Quando uscì la notizia ero eccitatissimo e, se avessi potuto, avrei acquistato il disco a scatola chiusa in quel preciso momento: un progetto intitolato Them Crooked Vultures facenti parti tre enormi nomi quali Dave Grohl, Josh Homme e John Paul Jones! Nota a margine: in generale a me questi progetti estemporanei/supergruppi da una botta e via piacciono tantissimo. Solitamente sono giocattoloni senza seguito ma non per questo meno divertenti o poco riusciti (caso di oggi escluso).
Poi a novembre 2009 esce l’album, ascolto il primo singolo intitolato Plastic fang (carino ma non così spettacolare come pensavo) e inizio a leggere giudizi poco lusinghieri. A poco a poco le recensioni negative aumentano e sconsolato lascio da parte i miei propositi.

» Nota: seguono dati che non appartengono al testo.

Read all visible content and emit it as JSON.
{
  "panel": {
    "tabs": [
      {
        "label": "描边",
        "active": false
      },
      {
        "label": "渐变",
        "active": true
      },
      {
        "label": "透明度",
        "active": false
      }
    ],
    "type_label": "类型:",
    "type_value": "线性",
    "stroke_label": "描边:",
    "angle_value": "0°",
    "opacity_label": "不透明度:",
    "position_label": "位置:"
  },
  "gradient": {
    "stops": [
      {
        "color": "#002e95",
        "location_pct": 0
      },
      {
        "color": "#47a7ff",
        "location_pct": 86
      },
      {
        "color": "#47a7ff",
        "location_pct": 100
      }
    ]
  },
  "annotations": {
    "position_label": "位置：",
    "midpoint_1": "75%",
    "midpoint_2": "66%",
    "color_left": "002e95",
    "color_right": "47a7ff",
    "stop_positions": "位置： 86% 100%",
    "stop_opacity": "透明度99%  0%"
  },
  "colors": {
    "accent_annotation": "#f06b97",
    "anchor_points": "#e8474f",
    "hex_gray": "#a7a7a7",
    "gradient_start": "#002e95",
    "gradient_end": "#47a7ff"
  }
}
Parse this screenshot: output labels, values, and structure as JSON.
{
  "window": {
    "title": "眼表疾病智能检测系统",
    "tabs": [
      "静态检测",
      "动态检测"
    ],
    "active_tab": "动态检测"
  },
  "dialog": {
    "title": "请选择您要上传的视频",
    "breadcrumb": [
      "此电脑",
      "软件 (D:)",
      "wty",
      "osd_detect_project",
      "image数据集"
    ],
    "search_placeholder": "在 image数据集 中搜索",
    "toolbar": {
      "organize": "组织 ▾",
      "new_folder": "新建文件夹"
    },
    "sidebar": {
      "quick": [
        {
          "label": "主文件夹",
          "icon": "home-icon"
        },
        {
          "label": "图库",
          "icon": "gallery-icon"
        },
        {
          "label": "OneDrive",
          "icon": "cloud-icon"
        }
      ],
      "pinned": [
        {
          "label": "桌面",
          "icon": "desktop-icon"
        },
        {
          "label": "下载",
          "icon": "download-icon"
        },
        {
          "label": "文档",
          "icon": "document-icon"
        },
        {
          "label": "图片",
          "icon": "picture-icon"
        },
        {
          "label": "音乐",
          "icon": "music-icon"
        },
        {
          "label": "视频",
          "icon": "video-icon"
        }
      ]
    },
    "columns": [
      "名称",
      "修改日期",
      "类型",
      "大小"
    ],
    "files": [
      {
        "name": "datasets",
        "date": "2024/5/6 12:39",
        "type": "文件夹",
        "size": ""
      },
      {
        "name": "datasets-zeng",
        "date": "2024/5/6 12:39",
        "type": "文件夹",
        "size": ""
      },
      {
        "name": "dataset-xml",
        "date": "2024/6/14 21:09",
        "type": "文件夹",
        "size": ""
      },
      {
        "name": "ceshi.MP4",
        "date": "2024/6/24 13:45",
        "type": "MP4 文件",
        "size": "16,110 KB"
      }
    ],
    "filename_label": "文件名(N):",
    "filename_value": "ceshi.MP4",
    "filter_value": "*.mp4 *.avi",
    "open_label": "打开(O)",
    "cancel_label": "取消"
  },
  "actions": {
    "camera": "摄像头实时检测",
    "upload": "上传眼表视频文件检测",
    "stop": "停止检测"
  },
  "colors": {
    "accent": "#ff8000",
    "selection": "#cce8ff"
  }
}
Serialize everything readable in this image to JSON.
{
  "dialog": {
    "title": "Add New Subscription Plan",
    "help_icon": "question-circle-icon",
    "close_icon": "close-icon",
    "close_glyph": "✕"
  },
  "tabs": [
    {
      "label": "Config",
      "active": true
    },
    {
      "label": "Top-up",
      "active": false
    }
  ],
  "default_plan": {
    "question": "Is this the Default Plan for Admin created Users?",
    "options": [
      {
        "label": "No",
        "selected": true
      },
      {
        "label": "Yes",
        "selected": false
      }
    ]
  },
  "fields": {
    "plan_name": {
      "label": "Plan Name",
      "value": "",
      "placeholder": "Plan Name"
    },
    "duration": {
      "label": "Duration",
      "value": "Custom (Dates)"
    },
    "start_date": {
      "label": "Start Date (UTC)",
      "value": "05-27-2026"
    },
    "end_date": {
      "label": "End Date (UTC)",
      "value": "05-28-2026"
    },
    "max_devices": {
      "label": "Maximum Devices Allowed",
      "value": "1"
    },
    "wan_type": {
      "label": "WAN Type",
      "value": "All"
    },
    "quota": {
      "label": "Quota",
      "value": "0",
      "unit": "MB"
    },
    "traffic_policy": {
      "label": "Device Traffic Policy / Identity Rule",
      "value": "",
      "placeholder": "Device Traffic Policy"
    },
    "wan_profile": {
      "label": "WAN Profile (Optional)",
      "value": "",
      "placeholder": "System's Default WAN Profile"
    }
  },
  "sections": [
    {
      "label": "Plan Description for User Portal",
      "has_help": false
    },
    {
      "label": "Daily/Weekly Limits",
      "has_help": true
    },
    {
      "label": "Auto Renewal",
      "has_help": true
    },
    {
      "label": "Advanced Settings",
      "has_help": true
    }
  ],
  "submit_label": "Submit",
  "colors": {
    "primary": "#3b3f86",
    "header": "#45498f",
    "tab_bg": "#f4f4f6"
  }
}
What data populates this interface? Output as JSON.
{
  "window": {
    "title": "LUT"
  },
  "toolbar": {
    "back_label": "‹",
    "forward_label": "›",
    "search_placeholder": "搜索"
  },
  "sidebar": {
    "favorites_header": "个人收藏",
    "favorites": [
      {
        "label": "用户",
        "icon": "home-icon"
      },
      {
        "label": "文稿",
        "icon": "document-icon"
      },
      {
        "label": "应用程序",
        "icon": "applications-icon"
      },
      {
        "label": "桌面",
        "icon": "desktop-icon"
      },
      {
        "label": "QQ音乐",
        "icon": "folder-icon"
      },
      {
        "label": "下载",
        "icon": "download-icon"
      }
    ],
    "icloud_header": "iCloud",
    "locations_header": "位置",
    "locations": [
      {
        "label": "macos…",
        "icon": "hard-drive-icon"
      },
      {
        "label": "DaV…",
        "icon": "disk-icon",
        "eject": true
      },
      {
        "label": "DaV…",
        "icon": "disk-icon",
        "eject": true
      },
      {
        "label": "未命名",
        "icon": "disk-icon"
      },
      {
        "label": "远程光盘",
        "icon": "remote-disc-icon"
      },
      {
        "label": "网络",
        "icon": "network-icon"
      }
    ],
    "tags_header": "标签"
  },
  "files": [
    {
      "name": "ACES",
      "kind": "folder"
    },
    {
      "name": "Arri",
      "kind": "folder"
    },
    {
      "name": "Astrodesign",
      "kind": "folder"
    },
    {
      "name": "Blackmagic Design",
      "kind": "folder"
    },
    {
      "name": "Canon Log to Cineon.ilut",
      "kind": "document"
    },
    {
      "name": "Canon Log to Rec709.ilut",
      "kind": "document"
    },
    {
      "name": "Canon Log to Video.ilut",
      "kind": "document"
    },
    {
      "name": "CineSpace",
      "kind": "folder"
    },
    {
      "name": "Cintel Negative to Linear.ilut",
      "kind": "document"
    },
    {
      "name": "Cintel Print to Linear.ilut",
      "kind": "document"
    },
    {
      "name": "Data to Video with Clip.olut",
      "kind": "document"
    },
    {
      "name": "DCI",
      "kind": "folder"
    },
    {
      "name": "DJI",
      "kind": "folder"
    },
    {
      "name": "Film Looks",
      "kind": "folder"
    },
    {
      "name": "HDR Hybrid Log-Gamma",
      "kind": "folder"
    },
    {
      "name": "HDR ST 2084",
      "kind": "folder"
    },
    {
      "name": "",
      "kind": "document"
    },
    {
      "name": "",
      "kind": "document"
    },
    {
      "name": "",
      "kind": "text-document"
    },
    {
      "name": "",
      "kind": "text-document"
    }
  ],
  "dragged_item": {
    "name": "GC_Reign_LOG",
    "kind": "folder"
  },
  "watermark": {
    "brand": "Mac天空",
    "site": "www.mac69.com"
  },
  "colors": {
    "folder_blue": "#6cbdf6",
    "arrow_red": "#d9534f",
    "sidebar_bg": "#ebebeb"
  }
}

Passa tanto tempo, arriviamo ai nostri giorni e finisce che un amico mi passa il disco. Ho potuto constatare che effettivamente il lavoro non è all’altezza delle aspettative: macchinoso, faticoso all’ascolto, poco digeribile. Un trio che sulla carta avrebbe potuto fare il disco dell’anno e invece le canzoni sono ben lontane dall’essere capolavori. Sembra quasi che l’involuzione subita da Homme negli ultimi anni abbia non si arresti nemmeno in compagnia di uno come Dave Grohl che notoriamente tocca oro ogni disco su cui suoni la batteria.